Query results with consecutive duplicates remove

Hi i want to know how to remove consecutive duplicates from a query results based on single column. In this case null means they didn't want to buy anything so they click back button. I want history of changes of items from buyer, with earliest buying info.

select item, buyer, buy_date
from item order by buy_date

item buyer buy_date
null Sam 04/24/2016
Lipstick Anna 05/31/2016
Charger Tim 06/01/2016
Charger James 06/03/2016
null Tim 06/03/2016
null James 06/04/2016
Nail Polish Sarah 06/04/2016


Here is sample of test results.

Now my new results should be

item buyer buy_date
null Sam 04/24/2016
Lipstick Anna 05/31/2016
Charger Tim 06/01/2016
null Tim 06/03/2016
Nail Polish Sarah 06/04/2016


Keep only the first of the consecutive duplicates. I am not deleting any record. I am just filtering out the results so that consecutive duplicates are remove.


  1. How would I do this in generic ANSI-SQL?

  2. If it is not possible, is there way to do it in the three major SQL vendor?


Answer

You can do this with ANSI standard window functions.

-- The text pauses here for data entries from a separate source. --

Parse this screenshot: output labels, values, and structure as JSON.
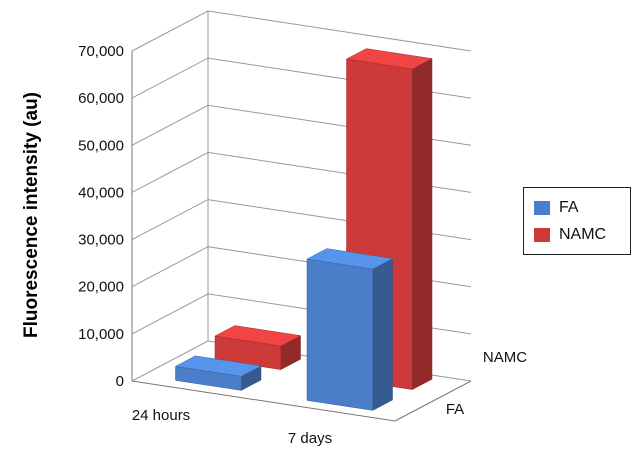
{
  "chart_data": {
    "type": "bar",
    "subtype": "3d-clustered",
    "title": "",
    "ylabel": "Fluorescence intensity (au)",
    "xlabel": "",
    "categories": [
      "24 hours",
      "7 days"
    ],
    "series": [
      {
        "name": "FA",
        "values": [
          3000,
          30000
        ],
        "color": "#4a7ec8"
      },
      {
        "name": "NAMC",
        "values": [
          5000,
          68000
        ],
        "color": "#cc3a3a"
      }
    ],
    "depth_labels": [
      "FA",
      "NAMC"
    ],
    "ylim": [
      0,
      70000
    ],
    "yticks": [
      "0",
      "10,000",
      "20,000",
      "30,000",
      "40,000",
      "50,000",
      "60,000",
      "70,000"
    ],
    "grid": true,
    "legend_position": "right"
  }
}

One method uses lag() to get the previous item. It then sums up the number of times when the item changes and uses this information to find the first row in each group:

select r.*
from (select r.*, row_number() over (partition by grp order by date) as seqnum
      from (select r.*,
                   sum(case when prev_item = item then 0 else 1 end) over (order by buy_date) as grp
            from (select r.*, lag(item) over (order by buy_date) as prev_item
                  from results r
                 ) r
           ) r
     ) r
where seqnum = 1;

Hmmm. I overthought that one. You only need lag():

select r.*
from (select r.*, lag(item) over (order by buy_date) as prev_item
      from results r
     ) r
where prev_item is null or prev_item <> item;